Desconfinar el futuro: Los límites
¿Qué tenemos que hacer con el futuro, tan lejos y tan cerca? Tan nuestro –somos los humanos los que lo construimos- y tan inquietante, puesto que el curso de la naturaleza nos desborda y la evolución de las prótesis de las que nos dotamos a menudo nos empequeñece: miedo y desconcierto. Hace tres años el mundo se paró, aunque no para todos.
Incluso en los regímenes más liberales nos encerraron en casa y nos aplicaron una brutal reducción de libertades básicas, empezando por el derecho a desplazarnos libremente. Nos sentimos mutilados porque, como decía *Montaigne, somos seres que “nos pintamos a nosotros mismos” en la experiencia, es decir, en el contacto con los otros y con el mundo. Desde entonces, la desazón por el futuro no ha dejado de crecer. Y se ha ido desplegando la fantasía angustiosa del paso del último hombre (el último cuerpo) al superhombre (el cuerpo confinado en sus prótesis tecnológicas, capaces de producir fracturas ontológicas entre los humanos).
La epidemia, las catástrofes ecológicas en curso, el proceso de aceleración en que se han instalado las ciencias y las tecnologías, el inabarcable universo de la comunicación que quema etapas cada día han hecho crecer el miedo y la inseguridad ante el futuro. Hace falta *desconfinar el futuro como premisa para poder recuperar confianza, si es que antes no se impone el desbordamiento de la especie. A fin de cuentas, somos nosotros los que, con la tolerancia de la naturaleza, construimos el futuro. Y, en realidad, el que sea en su inmediatez dependerá de lo que hayamos hecho los humanos, de la capacidad de generar y gobernar prótesis eficientes. Pero los humanos ya sabemos de qué pie calzamos. La sociedad está hecha de esta cosa que denominamos poder –y que en realidad es la expresión de la diferencia, no hay dos personas iguales- y que es constitutiva de nuestra condición.

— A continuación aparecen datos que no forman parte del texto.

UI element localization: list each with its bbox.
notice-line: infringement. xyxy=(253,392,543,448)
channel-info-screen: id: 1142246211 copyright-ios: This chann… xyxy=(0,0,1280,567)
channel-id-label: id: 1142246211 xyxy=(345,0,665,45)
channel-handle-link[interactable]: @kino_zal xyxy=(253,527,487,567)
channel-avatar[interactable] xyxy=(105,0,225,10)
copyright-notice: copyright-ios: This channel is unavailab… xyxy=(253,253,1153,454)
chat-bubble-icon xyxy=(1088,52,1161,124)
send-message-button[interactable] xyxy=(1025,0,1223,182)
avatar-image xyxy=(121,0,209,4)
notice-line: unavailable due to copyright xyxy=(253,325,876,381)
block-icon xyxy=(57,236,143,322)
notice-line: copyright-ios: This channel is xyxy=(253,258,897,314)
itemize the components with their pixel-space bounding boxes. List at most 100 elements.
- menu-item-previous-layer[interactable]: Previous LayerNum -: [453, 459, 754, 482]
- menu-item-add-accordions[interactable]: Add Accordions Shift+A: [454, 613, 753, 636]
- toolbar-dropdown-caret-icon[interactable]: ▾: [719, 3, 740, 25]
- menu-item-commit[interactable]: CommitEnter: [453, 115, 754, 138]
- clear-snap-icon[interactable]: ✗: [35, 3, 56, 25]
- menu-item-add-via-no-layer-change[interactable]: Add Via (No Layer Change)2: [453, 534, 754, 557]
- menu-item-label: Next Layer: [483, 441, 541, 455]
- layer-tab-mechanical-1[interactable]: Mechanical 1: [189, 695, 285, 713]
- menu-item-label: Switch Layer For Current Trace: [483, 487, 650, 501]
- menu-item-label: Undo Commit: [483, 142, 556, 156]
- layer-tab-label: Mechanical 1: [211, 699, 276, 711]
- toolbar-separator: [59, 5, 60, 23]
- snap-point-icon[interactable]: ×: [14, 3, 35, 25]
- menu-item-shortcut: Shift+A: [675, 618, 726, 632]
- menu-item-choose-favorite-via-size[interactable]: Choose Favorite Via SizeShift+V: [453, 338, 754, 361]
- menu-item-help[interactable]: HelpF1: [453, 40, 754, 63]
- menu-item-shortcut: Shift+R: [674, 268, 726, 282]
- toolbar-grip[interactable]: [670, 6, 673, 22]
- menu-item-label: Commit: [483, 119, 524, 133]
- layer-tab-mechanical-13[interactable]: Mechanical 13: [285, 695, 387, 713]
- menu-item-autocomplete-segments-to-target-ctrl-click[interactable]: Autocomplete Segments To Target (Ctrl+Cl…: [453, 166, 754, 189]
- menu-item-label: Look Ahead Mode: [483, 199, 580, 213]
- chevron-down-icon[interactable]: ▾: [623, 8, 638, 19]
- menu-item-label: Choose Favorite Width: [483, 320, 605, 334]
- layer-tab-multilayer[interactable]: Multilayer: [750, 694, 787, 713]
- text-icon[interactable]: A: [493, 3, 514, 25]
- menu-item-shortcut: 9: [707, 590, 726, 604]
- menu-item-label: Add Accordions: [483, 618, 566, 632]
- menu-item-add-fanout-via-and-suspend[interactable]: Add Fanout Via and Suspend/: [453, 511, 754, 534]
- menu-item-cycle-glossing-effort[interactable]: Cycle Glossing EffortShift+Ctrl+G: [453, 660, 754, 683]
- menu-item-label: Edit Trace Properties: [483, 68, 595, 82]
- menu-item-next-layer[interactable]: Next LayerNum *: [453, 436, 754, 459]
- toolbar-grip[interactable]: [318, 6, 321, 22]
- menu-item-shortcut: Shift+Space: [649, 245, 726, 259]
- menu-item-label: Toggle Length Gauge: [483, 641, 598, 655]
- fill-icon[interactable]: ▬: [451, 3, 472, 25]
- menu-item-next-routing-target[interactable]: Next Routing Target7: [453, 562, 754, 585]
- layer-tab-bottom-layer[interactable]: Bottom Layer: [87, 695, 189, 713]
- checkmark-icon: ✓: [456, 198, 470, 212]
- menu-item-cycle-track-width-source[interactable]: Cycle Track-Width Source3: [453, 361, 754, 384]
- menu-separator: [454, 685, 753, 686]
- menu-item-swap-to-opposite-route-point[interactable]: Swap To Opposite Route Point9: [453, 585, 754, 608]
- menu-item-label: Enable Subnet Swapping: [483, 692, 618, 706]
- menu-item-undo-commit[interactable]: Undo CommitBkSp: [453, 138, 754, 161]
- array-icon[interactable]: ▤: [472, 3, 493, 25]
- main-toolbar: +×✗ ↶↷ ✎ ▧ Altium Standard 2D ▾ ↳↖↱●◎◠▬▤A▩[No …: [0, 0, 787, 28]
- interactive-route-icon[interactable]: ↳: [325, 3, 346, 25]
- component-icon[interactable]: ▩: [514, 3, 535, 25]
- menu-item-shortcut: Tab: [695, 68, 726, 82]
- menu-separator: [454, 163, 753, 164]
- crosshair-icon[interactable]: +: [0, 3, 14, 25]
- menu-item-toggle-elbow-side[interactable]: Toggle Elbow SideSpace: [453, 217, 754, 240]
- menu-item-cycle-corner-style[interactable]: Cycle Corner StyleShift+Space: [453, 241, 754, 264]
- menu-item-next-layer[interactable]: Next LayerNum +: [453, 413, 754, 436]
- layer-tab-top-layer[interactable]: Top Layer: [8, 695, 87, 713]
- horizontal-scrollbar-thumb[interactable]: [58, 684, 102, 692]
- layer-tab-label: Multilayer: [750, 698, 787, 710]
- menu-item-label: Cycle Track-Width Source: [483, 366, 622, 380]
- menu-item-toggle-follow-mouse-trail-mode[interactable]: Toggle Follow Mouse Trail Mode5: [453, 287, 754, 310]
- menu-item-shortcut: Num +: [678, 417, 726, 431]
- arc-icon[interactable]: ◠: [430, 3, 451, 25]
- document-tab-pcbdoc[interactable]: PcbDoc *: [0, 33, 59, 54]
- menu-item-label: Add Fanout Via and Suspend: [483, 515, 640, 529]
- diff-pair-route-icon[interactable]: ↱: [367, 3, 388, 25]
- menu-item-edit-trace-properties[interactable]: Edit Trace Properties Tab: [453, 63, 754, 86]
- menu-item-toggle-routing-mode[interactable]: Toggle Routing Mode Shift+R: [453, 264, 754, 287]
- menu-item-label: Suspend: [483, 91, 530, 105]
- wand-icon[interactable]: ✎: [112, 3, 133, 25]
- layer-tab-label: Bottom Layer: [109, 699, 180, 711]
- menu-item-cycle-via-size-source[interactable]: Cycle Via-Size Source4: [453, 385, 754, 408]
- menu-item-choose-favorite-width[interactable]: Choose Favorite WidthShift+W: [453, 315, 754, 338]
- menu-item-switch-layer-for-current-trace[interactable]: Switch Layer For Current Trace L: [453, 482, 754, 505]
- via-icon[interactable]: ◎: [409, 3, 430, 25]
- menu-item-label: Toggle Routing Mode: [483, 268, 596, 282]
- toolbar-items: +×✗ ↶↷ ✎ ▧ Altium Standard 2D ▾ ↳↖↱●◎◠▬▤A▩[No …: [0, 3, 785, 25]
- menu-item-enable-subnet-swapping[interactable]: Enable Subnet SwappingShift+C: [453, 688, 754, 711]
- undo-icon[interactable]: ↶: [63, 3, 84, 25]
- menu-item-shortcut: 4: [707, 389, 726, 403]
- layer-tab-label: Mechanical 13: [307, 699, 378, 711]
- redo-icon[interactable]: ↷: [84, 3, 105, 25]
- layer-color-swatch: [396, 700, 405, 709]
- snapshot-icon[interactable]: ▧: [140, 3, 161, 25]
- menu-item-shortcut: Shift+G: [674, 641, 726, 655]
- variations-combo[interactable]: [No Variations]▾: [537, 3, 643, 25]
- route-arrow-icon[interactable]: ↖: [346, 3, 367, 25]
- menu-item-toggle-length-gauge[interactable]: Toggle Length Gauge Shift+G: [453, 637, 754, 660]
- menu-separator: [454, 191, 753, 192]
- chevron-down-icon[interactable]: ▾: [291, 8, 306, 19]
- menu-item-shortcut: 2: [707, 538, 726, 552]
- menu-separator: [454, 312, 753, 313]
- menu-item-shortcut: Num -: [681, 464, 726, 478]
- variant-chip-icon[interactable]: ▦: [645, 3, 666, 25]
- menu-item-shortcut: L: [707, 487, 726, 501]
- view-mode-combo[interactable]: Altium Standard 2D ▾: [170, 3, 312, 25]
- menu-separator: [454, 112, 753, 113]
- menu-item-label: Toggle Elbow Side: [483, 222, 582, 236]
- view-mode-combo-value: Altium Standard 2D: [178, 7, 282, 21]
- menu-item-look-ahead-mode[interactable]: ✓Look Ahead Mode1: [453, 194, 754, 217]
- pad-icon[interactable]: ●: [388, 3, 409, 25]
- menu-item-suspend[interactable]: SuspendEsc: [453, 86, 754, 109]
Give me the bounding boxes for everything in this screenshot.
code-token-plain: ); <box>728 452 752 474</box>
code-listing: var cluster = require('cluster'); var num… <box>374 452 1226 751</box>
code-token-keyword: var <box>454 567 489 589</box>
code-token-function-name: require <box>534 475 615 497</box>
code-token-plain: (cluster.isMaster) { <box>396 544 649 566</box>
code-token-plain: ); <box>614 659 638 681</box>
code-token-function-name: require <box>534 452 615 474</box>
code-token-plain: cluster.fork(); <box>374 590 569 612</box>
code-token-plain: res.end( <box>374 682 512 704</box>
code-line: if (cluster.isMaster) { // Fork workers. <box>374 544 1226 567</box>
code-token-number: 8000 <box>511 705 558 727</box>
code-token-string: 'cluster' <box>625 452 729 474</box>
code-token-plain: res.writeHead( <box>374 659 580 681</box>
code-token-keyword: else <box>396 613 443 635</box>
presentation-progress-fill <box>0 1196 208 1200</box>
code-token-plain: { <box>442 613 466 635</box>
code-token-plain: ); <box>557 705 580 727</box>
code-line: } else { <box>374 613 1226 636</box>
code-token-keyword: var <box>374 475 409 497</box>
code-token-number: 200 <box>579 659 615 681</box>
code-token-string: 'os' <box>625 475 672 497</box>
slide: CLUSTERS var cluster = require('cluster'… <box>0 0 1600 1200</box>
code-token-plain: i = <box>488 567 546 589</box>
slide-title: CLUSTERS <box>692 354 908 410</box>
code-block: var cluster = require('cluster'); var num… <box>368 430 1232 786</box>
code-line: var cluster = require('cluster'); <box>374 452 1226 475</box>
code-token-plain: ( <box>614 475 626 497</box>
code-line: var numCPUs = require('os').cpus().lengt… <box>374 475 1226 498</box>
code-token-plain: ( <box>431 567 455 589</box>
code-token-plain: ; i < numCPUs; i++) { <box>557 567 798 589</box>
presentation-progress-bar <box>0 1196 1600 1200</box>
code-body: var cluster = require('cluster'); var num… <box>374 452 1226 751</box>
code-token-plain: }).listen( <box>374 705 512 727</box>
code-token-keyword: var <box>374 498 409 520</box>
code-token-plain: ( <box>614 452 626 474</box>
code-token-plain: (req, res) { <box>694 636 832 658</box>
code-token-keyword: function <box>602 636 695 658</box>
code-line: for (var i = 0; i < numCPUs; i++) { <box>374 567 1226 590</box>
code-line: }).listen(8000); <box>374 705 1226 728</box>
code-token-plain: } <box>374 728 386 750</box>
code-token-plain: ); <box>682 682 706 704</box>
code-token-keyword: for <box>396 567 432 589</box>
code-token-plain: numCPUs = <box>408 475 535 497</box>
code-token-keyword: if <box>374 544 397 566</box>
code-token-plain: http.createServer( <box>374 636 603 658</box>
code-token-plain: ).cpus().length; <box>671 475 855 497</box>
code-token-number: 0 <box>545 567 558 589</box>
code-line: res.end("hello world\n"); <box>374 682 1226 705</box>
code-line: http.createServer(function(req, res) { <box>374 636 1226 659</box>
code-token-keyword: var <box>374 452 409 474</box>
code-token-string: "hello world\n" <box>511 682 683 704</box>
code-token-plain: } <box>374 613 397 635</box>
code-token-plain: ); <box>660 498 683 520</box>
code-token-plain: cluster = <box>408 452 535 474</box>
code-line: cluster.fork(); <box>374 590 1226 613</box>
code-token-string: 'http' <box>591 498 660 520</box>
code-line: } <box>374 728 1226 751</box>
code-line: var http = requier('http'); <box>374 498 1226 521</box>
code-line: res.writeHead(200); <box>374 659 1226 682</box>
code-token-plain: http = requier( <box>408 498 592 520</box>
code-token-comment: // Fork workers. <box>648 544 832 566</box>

Miremos el futuro, si queremos perder el miedo, y hagámoslo desde la perspectiva del diálogo entre las ciencias, las artes y las humanidades, precisamente para que no perdamos el más preciado don de la condición humana: la libertad de pensar y decidir, tan a menudo amenazada.
Pensar el futuro, pues, desde el presente. Es decir, estirando los hilos de los proyectos (y de los riesgos) en curso y poniéndolos sobre la tabla de disección del debate libre entre voces construidas sobre miradas diversas. Y esto quiere decir movernos en el terreno de los límites: del arte, del poder económico (y del crecimiento), de la política, del cuerpo humano (y de la manipulación genética, de la longevidad), de la ciencia (y la inteligencia artificial), del planeta y de la vida (la ecología), de las estructuras sociales y las relaciones personales, de las libertades individuales, de la democracia, de la guerra y, en general de la amenaza, permanente de la pérdida de noción de límites, problema filosófico central que marca los tiempos que corren.